Military Construction is comprised of two areas of funding: construction of new facilities and Operations and Maintenance which includes renovations. Fifty-eight percent of the workload at WPAFB are Operations and Maintenance projects. These funds for WPAFB will increase in fiscal year 2023 and 2024 due to planned Air Force Material Command and family housing projects.

For the Louisville District’s military construction program, there are currently 66 projects in the design phase and 71 in the construction phase. Of these projects, WPAFB constitutes 14 design phase projects and 26 construction phase projects.

Currently under construction are the Intelligence Production Complex, hydrant fueling system replacement and Air Force Materiel Command Headquarters renovation.

“The partnerships that are established between Louisville District and WPAFB are key in successfully delivering projects in support of the many missions of the Air Force at WPAFB,” said Rachael Haunz, chief, Military/IIS Project Management Branch, Planning, Programs, and Project Management Division. “We could not deliver the program without WPAFB as a key stakeholder on projects.”

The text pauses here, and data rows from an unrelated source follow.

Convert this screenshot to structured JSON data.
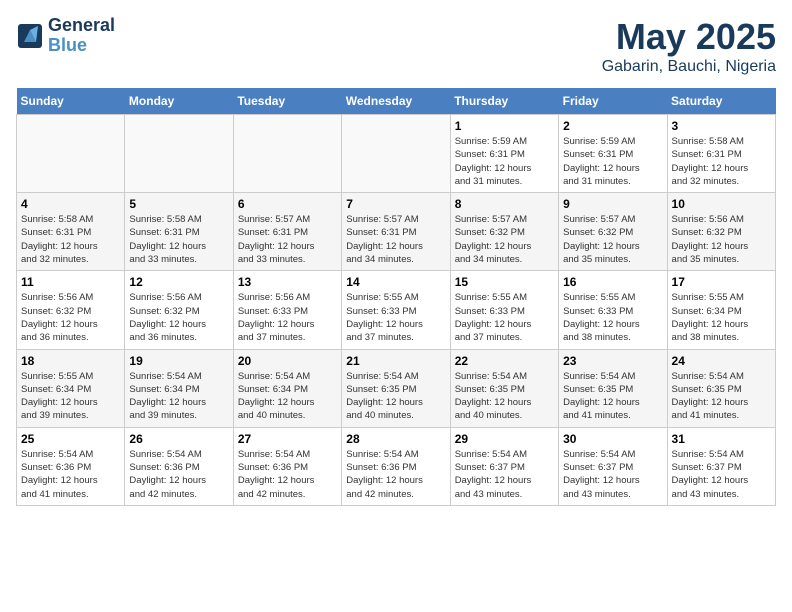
{
  "header": {
    "logo_line1": "General",
    "logo_line2": "Blue",
    "month": "May 2025",
    "location": "Gabarin, Bauchi, Nigeria"
  },
  "weekdays": [
    "Sunday",
    "Monday",
    "Tuesday",
    "Wednesday",
    "Thursday",
    "Friday",
    "Saturday"
  ],
  "weeks": [
    [
      {
        "day": "",
        "info": ""
      },
      {
        "day": "",
        "info": ""
      },
      {
        "day": "",
        "info": ""
      },
      {
        "day": "",
        "info": ""
      },
      {
        "day": "1",
        "info": "Sunrise: 5:59 AM\nSunset: 6:31 PM\nDaylight: 12 hours\nand 31 minutes."
      },
      {
        "day": "2",
        "info": "Sunrise: 5:59 AM\nSunset: 6:31 PM\nDaylight: 12 hours\nand 31 minutes."
      },
      {
        "day": "3",
        "info": "Sunrise: 5:58 AM\nSunset: 6:31 PM\nDaylight: 12 hours\nand 32 minutes."
      }
    ],
    [
      {
        "day": "4",
        "info": "Sunrise: 5:58 AM\nSunset: 6:31 PM\nDaylight: 12 hours\nand 32 minutes."
      },
      {
        "day": "5",
        "info": "Sunrise: 5:58 AM\nSunset: 6:31 PM\nDaylight: 12 hours\nand 33 minutes."
      },
      {
        "day": "6",
        "info": "Sunrise: 5:57 AM\nSunset: 6:31 PM\nDaylight: 12 hours\nand 33 minutes."
      },
      {
        "day": "7",
        "info": "Sunrise: 5:57 AM\nSunset: 6:31 PM\nDaylight: 12 hours\nand 34 minutes."
      },
      {
        "day": "8",
        "info": "Sunrise: 5:57 AM\nSunset: 6:32 PM\nDaylight: 12 hours\nand 34 minutes."
      },
      {
        "day": "9",
        "info": "Sunrise: 5:57 AM\nSunset: 6:32 PM\nDaylight: 12 hours\nand 35 minutes."
      },
      {
        "day": "10",
        "info": "Sunrise: 5:56 AM\nSunset: 6:32 PM\nDaylight: 12 hours\nand 35 minutes."
      }
    ],
    [
      {
        "day": "11",
        "info": "Sunrise: 5:56 AM\nSunset: 6:32 PM\nDaylight: 12 hours\nand 36 minutes."
      },
      {
        "day": "12",
        "info": "Sunrise: 5:56 AM\nSunset: 6:32 PM\nDaylight: 12 hours\nand 36 minutes."
      },
      {
        "day": "13",
        "info": "Sunrise: 5:56 AM\nSunset: 6:33 PM\nDaylight: 12 hours\nand 37 minutes."
      },
      {
        "day": "14",
        "info": "Sunrise: 5:55 AM\nSunset: 6:33 PM\nDaylight: 12 hours\nand 37 minutes."
      },
      {
        "day": "15",
        "info": "Sunrise: 5:55 AM\nSunset: 6:33 PM\nDaylight: 12 hours\nand 37 minutes."
      },
      {
        "day": "16",
        "info": "Sunrise: 5:55 AM\nSunset: 6:33 PM\nDaylight: 12 hours\nand 38 minutes."
      },
      {
        "day": "17",
        "info": "Sunrise: 5:55 AM\nSunset: 6:34 PM\nDaylight: 12 hours\nand 38 minutes."
      }
    ],
    [
      {
        "day": "18",
        "info": "Sunrise: 5:55 AM\nSunset: 6:34 PM\nDaylight: 12 hours\nand 39 minutes."
      },
      {
        "day": "19",
        "info": "Sunrise: 5:54 AM\nSunset: 6:34 PM\nDaylight: 12 hours\nand 39 minutes."
      },
      {
        "day": "20",
        "info": "Sunrise: 5:54 AM\nSunset: 6:34 PM\nDaylight: 12 hours\nand 40 minutes."
      },
      {
        "day": "21",
        "info": "Sunrise: 5:54 AM\nSunset: 6:35 PM\nDaylight: 12 hours\nand 40 minutes."
      },
      {
        "day": "22",
        "info": "Sunrise: 5:54 AM\nSunset: 6:35 PM\nDaylight: 12 hours\nand 40 minutes."
      },
      {
        "day": "23",
        "info": "Sunrise: 5:54 AM\nSunset: 6:35 PM\nDaylight: 12 hours\nand 41 minutes."
      },
      {
        "day": "24",
        "info": "Sunrise: 5:54 AM\nSunset: 6:35 PM\nDaylight: 12 hours\nand 41 minutes."
      }
    ],
    [
      {
        "day": "25",
        "info": "Sunrise: 5:54 AM\nSunset: 6:36 PM\nDaylight: 12 hours\nand 41 minutes."
      },
      {
        "day": "26",
        "info": "Sunrise: 5:54 AM\nSunset: 6:36 PM\nDaylight: 12 hours\nand 42 minutes."
      },
      {
        "day": "27",
        "info": "Sunrise: 5:54 AM\nSunset: 6:36 PM\nDaylight: 12 hours\nand 42 minutes."
      },
      {
        "day": "28",
        "info": "Sunrise: 5:54 AM\nSunset: 6:36 PM\nDaylight: 12 hours\nand 42 minutes."
      },
      {
        "day": "29",
        "info": "Sunrise: 5:54 AM\nSunset: 6:37 PM\nDaylight: 12 hours\nand 43 minutes."
      },
      {
        "day": "30",
        "info": "Sunrise: 5:54 AM\nSunset: 6:37 PM\nDaylight: 12 hours\nand 43 minutes."
      },
      {
        "day": "31",
        "info": "Sunrise: 5:54 AM\nSunset: 6:37 PM\nDaylight: 12 hours\nand 43 minutes."
      }
    ]
  ]
}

More than five percent or $61.5 million of the project workload at WPAFB has consisted of Energy Conservation Investments, which seeks to improve the energy resilience, energy security and energy conservation requirement of existing missions through military construction.

With the addition of major construction projects at WPAFB, there also comes a myriad of challenges. Market conditions, continued supply constraints and availability of labor continue to challenge contractors and the Military Branch of the Planning, Programs and Project Management Division who have the responsibility of managing the construction projects.

“The WPAFB mission is critical to Louisville District in supporting the war fighter and we value the collaboration of the stakeholder agencies at WPAFB,” Haunz said. “The projects at WPAFB are challenging, complex, schedule and cost driven, and require working together to solve problems.”

The Military Construction Program at WPAFB continues a long history of support for U.S. Air Force mission with memorable projects like the Human Performance Wing Complex and the Hangar Four addition to the National Museum of the U.S. Air Force.